Olhando os postes de iluminação passando a cento e dez por hora pelas janelas do carro, tendo as conversas sobre noitadas exóticas dos três ocupantes do carro como um longínquo som de fundo, Rui pensava sobre si mesmo. Tinha impressão que não possuía nada, de ser vazio. Então o rosto de Sofia apareceu em sua mente.
__ ... O Rui tava pegando ela __ De repente a voz de Neto passou para o primeiro plano.
__ Que? __ perguntou Rui realmente dessituado do assunto.
__ Cara __ Neto vira-se para olhar para Rui desviando perigosamente os olhos da direção __ Eu to contando que você já pegou aquela mulher que tava no meu churrasco, a magrinha...
__ Sofia?
__ Isso malandro__ Neto sorria como um maníaco __ sabia que começava com “s”. Angra ta afim dela.
Rui não deixou transparecer, mas por dentro seus sentimentos faziam acrobacias.

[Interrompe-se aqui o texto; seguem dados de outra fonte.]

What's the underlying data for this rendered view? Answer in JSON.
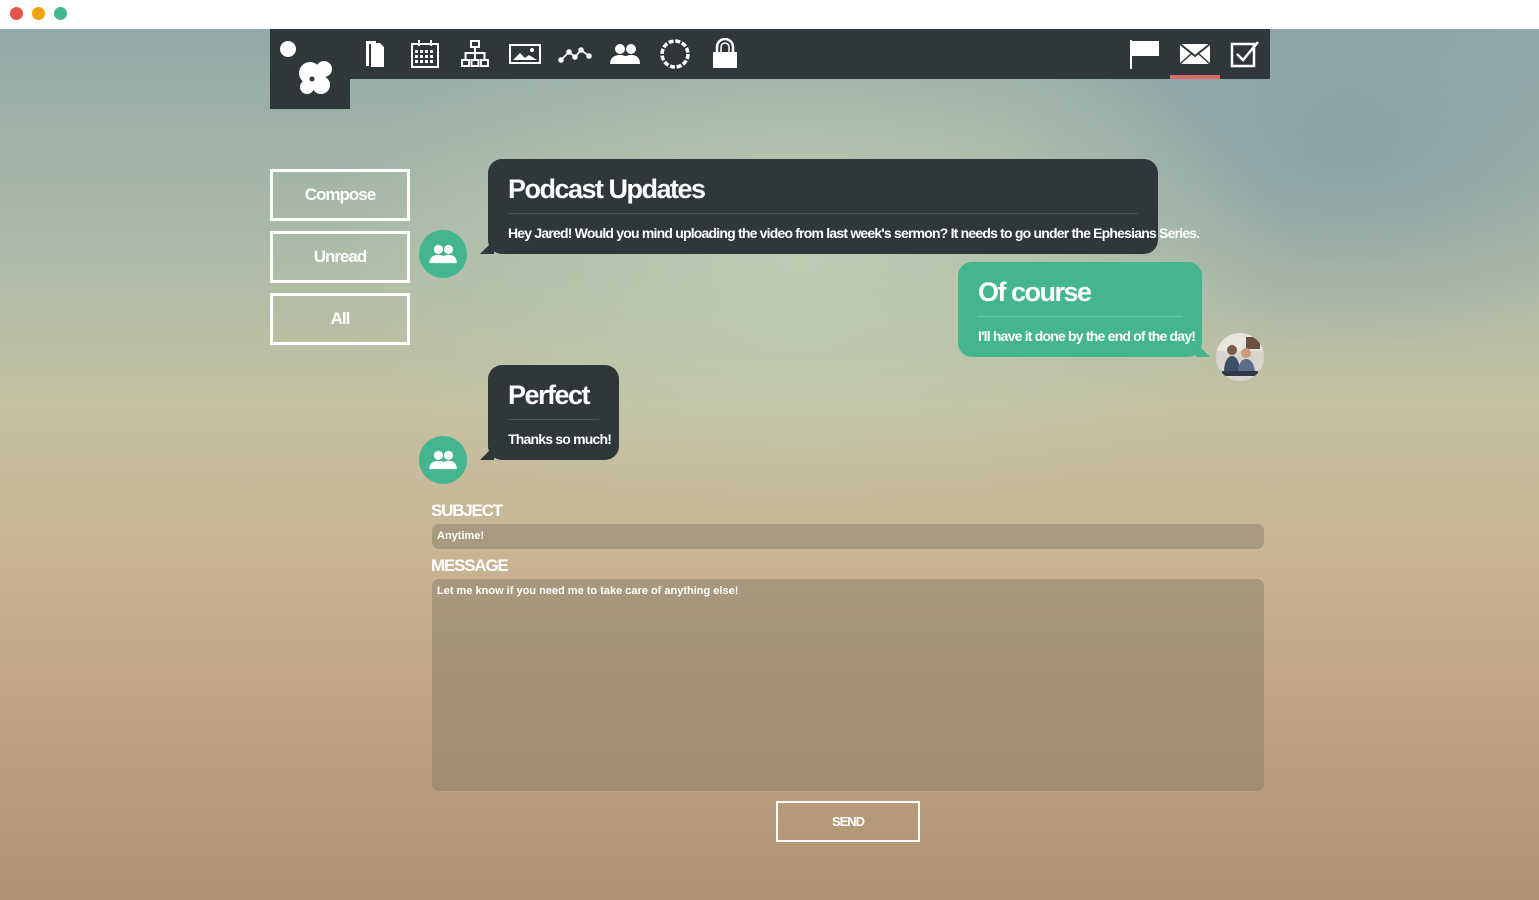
{
  "window": {
    "controls": [
      {
        "name": "close",
        "color": "#e5534b"
      },
      {
        "name": "minimize",
        "color": "#f0a30a"
      },
      {
        "name": "zoom",
        "color": "#43b58f"
      }
    ]
  },
  "navbar": {
    "icons": [
      "logo-bubbles-icon",
      "document-icon",
      "calendar-icon",
      "sitemap-icon",
      "image-icon",
      "analytics-icon",
      "users-icon",
      "settings-ring-icon",
      "lock-icon"
    ],
    "right_icons": [
      "flag-icon",
      "mail-icon",
      "checkbox-icon"
    ],
    "active": "mail-icon",
    "active_color": "#d96b6b",
    "background": "#30373b"
  },
  "sidebar": {
    "buttons": [
      {
        "label": "Compose"
      },
      {
        "label": "Unread"
      },
      {
        "label": "All"
      }
    ]
  },
  "messages": [
    {
      "title": "Podcast Updates",
      "text": "Hey Jared! Would you mind uploading the video from last week's sermon? It needs to go under the Ephesians Series.",
      "from": "group",
      "style": "dark"
    },
    {
      "title": "Of course",
      "text": "I'll have it done by the end of the day!",
      "from": "me",
      "style": "green"
    },
    {
      "title": "Perfect",
      "text": "Thanks so much!",
      "from": "group",
      "style": "dark"
    }
  ],
  "compose": {
    "subject_label": "SUBJECT",
    "subject_value": "Anytime!",
    "message_label": "MESSAGE",
    "message_value": "Let me know if you need me to take care of anything else!",
    "send_label": "SEND"
  },
  "colors": {
    "accent_green": "#43b58f",
    "dark": "#30373b"
  }
}
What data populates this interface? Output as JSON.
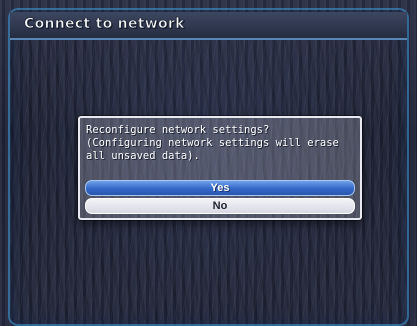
{
  "window": {
    "title": "Connect to network"
  },
  "dialog": {
    "message_lines": [
      "Reconfigure network settings?",
      "(Configuring network settings will erase",
      "all unsaved data)."
    ],
    "yes_label": "Yes",
    "no_label": "No",
    "selected_option": "Yes"
  },
  "colors": {
    "selected_button": "#3468c8",
    "unselected_button": "#d8d9e2",
    "frame_accent": "#46a0dc",
    "background": "#23283c"
  }
}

__ Maluco, ela é muita gata, né? __ Angra se virava no banco do carona para falar com Rui no banco de trás. Falava de jeito relaxado, descontraído __ Ela tem cara daquelas atrizes de filme pornô francês.
O malabarista fez truques ainda mais complexos tornando ainda mais difícil não transparecer nada. Aquelas palavras soaram de forma estranha, mas mesmo assim forçou um sorriso.
__ Ela é sim, mas nunca fiquei com ela __ O malabarista havia caído, e Rui não percebeu que seu tom de voz havia mudado.